Não é por acaso que o café na Av. Dos Combatentes, em frente ao Trilho, se chama "Brasil”. Exactamente…, por causa da história do Coutinho que era Bernardino e do Sacadura que era Borrego. Na época da inauguração do Café Brasil pelo "Manel do café", lá pelos meados da década de sessenta, ainda era normal nos arredores chamarem"Brasil" à Abrunheira e a nós, os de cá, "Brasileiros". Na ida de manhã ou no regresso à noite, nos andantes da alva como cal “Palhinha” ou da azul celestial “Boa Viagem”, era frequente dizer-se como destino de viagem, “Brasil” em vez de Abrunheira. Esta história de Abrunhenses e Brasileiros não ficava completa sem, a propósito do Café Brasil, dizer que o “Manel do Café” era genro do autêntico Saloio "Sabino", homem grande que fazia dois de mim, e que tinha tanto de grande como de bom. Usava barrete, aquele barrete preto à Saloio, e aquelas calças de cetim que apertavam até por cima da barriga com a devida saliência, e também aquelas camisas que hoje só costumamos ver nos trajes dos ranchos folclóricos.

Também não é por acaso que à rua que vai da esquina do Ti Alexandre pela direita, ficando as “pateiras” à esquerda, lhe foi dado o nome de Gago Coutinho. Tem a ver com a aventura do “Lusitânia” e, por isso, perto do local onde tudo aconteceu.

Em 1975, aquando da fundação da URCA, muito se conversou e muito barro à parede se atirou, sobre que emblema e símbolo devíamos adotar ou criar, para a nossa coletividade. Ainda a propósito da brasilidade da nossa Terra, o emblema criamos, e as cores que lhes juntamos foram, nem mais nem menos, as cores do Brasil – O amarelo e o verde!

A nossa Terra tem passado e os seus filhos tiveram, e têm que continuar a ter futuro.

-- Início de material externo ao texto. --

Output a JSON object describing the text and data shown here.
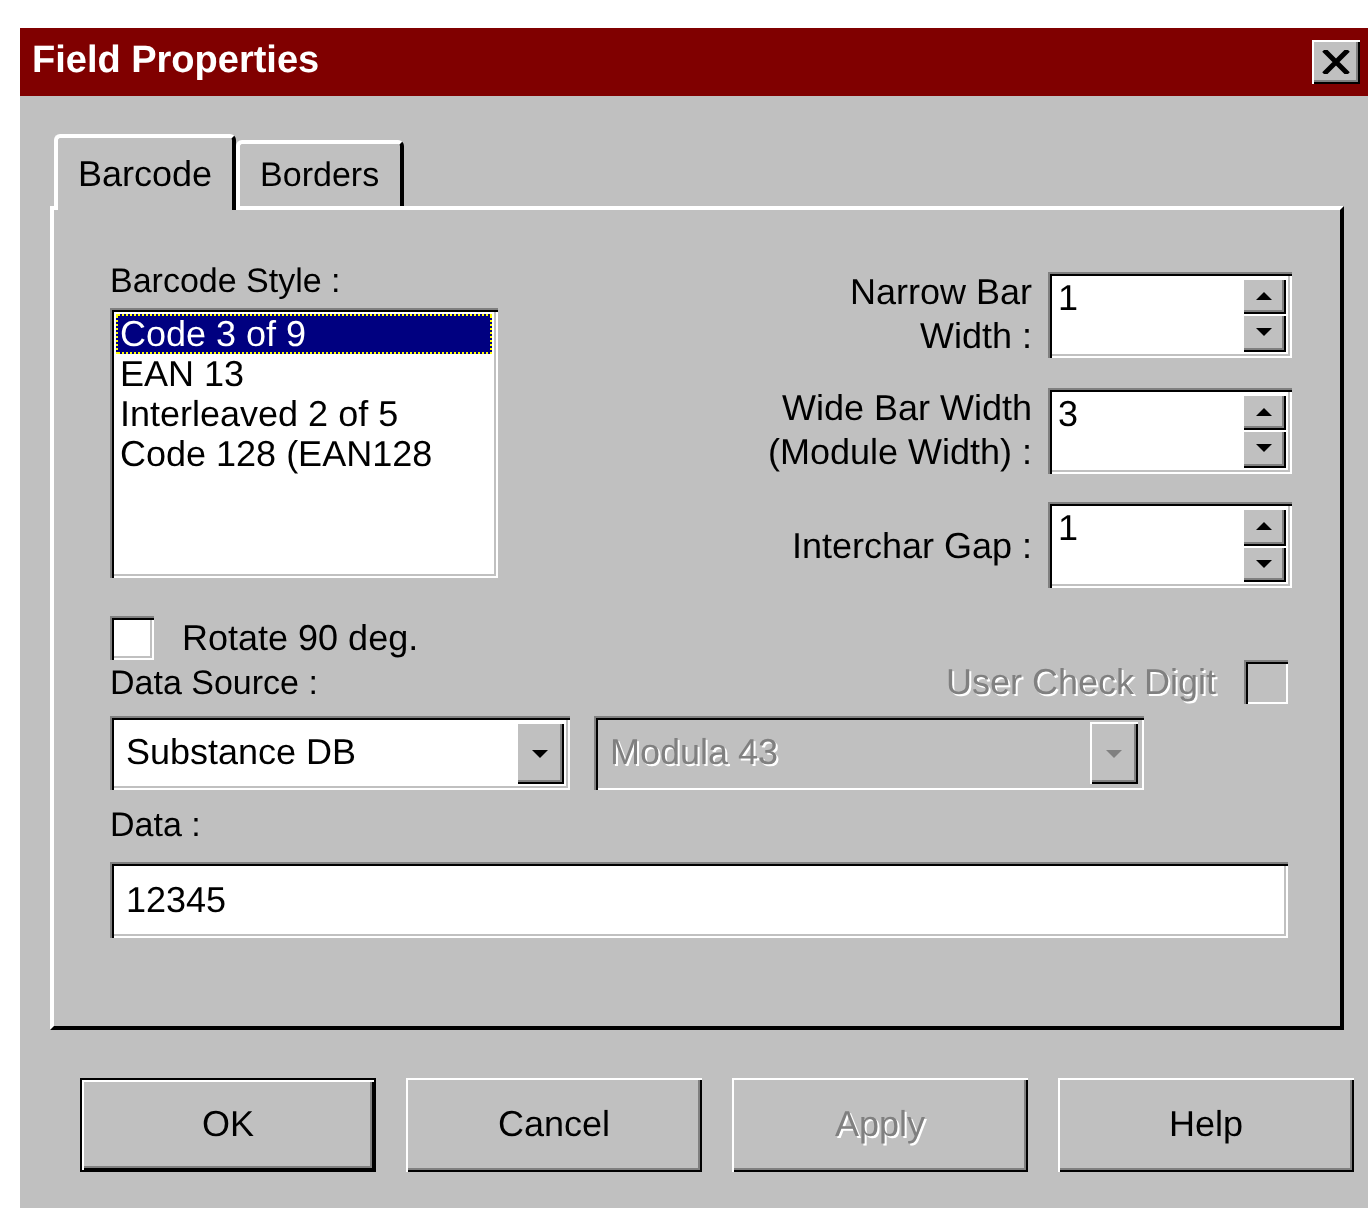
{
  "window": {
    "title": "Field Properties"
  },
  "tabs": [
    {
      "label": "Barcode",
      "selected": true
    },
    {
      "label": "Borders",
      "selected": false
    }
  ],
  "barcode_style": {
    "label": "Barcode Style :",
    "items": [
      {
        "label": "Code 3 of 9",
        "selected": true
      },
      {
        "label": "EAN 13",
        "selected": false
      },
      {
        "label": "Interleaved 2 of 5",
        "selected": false
      },
      {
        "label": "Code 128 (EAN128",
        "selected": false
      }
    ]
  },
  "spinners": [
    {
      "label": "Narrow Bar\nWidth :",
      "value": "1"
    },
    {
      "label": "Wide Bar Width\n(Module Width) :",
      "value": "3"
    },
    {
      "label": "Interchar Gap :",
      "value": "1"
    }
  ],
  "rotate": {
    "label": "Rotate 90 deg.",
    "checked": false
  },
  "user_check_digit": {
    "label": "User Check Digit",
    "checked": false,
    "disabled": true
  },
  "data_source": {
    "label": "Data Source :",
    "value": "Substance DB",
    "disabled": false
  },
  "check_method": {
    "value": "Modula 43",
    "disabled": true
  },
  "data": {
    "label": "Data :",
    "value": "12345"
  },
  "buttons": [
    {
      "label": "OK",
      "default": true,
      "disabled": false
    },
    {
      "label": "Cancel",
      "default": false,
      "disabled": false
    },
    {
      "label": "Apply",
      "default": false,
      "disabled": true
    },
    {
      "label": "Help",
      "default": false,
      "disabled": false
    }
  ]
}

O Coutinho que era Bernardino e o Borrego que não era Sacadura estão na nossa memória e, ficarão, ligados à história da Abrunheira!

(Extraído dos textos “Abrunheira, Terra com História” de Silvestre Brandão Félix, tendo sido alguns publicados no extinto blogue “Aldeia Viva” durante 2007 e 2008.)
(Correção e atualização do autor em 2011)
Silvestre Félix

2 comentários:

  1. Já conhecia esta grande aventura,pois como já disse,durante muitos anos ouvi muitas histórias da Abrunheira,mas sinceramente não me lembro de me contarem qual o porquê de lhe chamarem Brasil,todo o resto já me era familiar,no entanto está muito bem contada aliás como sempre.
    Venha a próxima,parabéns.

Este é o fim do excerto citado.